Film

The stuff of nightmares

shirinneshat

SILENT reach: a still from Shirin Neshat’s Roja. Photograph courtesy Goodman Gallery.

AS YOU WALK into the gallery space, an aura of stunned silence enfolds you. There’s a single silver gelatin print by Shirin Neshat from her film Roja hanging on the wall before you: A young woman in black stands in front of a huge, vaguely mushroom-shaped building. And it is mesmerising. And terrifying, in a way you can’t quite put your finger on … but try as you will to pull your attention from it, you will fail.

It is the magnetism of these quiet yet deeply threatening works that force you to remember the title of the exhibition, and indeed, as you watch each of the two films on show in the gallery – Roja and Sarah – you feel yourself twisting and turning in your own metaphorical bedclothes as you struggle to make sense of a dream context that is impossibly frightening while it borders on the intangible and obscure.

There’s a passage in Milan Kundera’s 1979 novel The Book of Laughter and Forgetting in which a woman finds herself alone on an island inhabited by children.  It’s an immensely disturbing passage, blending a sense of sexual violation with an understanding of disorientation, but it is written with such a delicate yet acerbic pen that it is unforgettable and leaks into your subconscious. Similarly with Neshat’s work.

Entwining tones of light and the power of water to render images ghoul-like in their intensity and obscurity, this veteran Iranian-born, nomadic artist, whose work premiers in South Africa with this exhibition, knits together an understanding of fear in a world fraught with the threat of conflict. And yet, in its obscurity, it holds to the notion of dream.

But this is not comforting. Similar to Esther, Queen of the Swamp, a chilling video installation by Israel-based artist Miri Nishri – exhibited in Johannesburg in 2013 –Neshat’s film Sarah trammels through a sparsely treed forest, but it embraces a such a potent sense of dramatic expectation that you feel your heart beating rapidly in anticipation as you sit in the darkened space and drink up the sheer texture and focus of the material.

It is, however, the film Roja that might throw you emotionally.
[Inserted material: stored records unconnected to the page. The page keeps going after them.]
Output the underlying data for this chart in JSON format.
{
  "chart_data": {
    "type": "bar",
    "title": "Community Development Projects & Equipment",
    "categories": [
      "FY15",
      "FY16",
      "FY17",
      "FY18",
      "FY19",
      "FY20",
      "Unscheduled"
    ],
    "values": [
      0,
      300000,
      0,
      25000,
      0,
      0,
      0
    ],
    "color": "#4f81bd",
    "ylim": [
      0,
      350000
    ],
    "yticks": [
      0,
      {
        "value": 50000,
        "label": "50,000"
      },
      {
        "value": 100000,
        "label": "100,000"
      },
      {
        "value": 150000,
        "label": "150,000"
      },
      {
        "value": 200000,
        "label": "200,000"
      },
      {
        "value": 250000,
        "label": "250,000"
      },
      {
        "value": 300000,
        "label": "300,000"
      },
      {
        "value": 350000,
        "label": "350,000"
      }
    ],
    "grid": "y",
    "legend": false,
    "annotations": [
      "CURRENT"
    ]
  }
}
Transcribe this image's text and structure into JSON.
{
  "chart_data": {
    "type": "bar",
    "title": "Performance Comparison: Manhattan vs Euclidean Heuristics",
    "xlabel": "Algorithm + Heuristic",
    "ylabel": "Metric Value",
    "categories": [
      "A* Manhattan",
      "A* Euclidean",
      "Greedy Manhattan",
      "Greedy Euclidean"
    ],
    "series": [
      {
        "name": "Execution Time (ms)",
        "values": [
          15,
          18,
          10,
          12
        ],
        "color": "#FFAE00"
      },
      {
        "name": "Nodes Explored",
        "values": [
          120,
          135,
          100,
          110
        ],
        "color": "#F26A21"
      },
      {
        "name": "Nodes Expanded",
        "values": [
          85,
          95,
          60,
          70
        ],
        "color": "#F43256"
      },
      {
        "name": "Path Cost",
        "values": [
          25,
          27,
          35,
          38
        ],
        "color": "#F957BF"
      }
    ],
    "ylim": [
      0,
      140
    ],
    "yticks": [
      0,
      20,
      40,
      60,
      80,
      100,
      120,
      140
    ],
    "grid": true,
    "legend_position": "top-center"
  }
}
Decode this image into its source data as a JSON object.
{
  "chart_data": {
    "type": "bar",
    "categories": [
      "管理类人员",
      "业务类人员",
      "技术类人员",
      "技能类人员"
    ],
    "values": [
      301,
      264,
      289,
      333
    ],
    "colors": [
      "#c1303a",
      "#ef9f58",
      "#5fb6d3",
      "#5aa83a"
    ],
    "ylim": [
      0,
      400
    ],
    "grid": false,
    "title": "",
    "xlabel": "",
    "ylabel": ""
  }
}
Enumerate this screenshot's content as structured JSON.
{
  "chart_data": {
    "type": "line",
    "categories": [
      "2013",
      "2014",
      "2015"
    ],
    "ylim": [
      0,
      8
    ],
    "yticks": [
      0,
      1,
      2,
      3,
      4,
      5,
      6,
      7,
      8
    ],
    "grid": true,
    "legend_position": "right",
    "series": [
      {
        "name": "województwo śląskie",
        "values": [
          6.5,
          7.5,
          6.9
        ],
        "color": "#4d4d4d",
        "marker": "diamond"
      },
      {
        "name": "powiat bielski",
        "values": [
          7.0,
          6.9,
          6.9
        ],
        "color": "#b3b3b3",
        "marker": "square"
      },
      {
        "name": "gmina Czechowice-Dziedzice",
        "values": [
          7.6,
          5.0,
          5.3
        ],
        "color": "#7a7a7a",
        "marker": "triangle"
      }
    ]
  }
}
Conjoining so tight a focus with so broad a reach, the work engages with what could be the weight of guilt which a parent imposes upon an adult child. Or with the looming presence of politics. Rich with recrimination, accusation and theatricality, the work is bold, breathtakingly beautiful and in many ways almost sterile in its sense of silence. But you will take it away with you, when you leave the gallery. And when you try to sleep at night.

Elegantly hung, this exhibition, which focuses more on the nebulous stuff of dreams than on the politically articulate gestures involving text on the body for which Neshat is better known, comprises 10 works – including the two video installations – and each of the photographs is not only printed to a large format, but it is so big from a visual and an iconic angle that it stops you dead in your tracks.

  • Dreamers by Shirin Neshat is at the Goodman Gallery in Rosebank, Johannesburg, until September 14. 011 788 1113.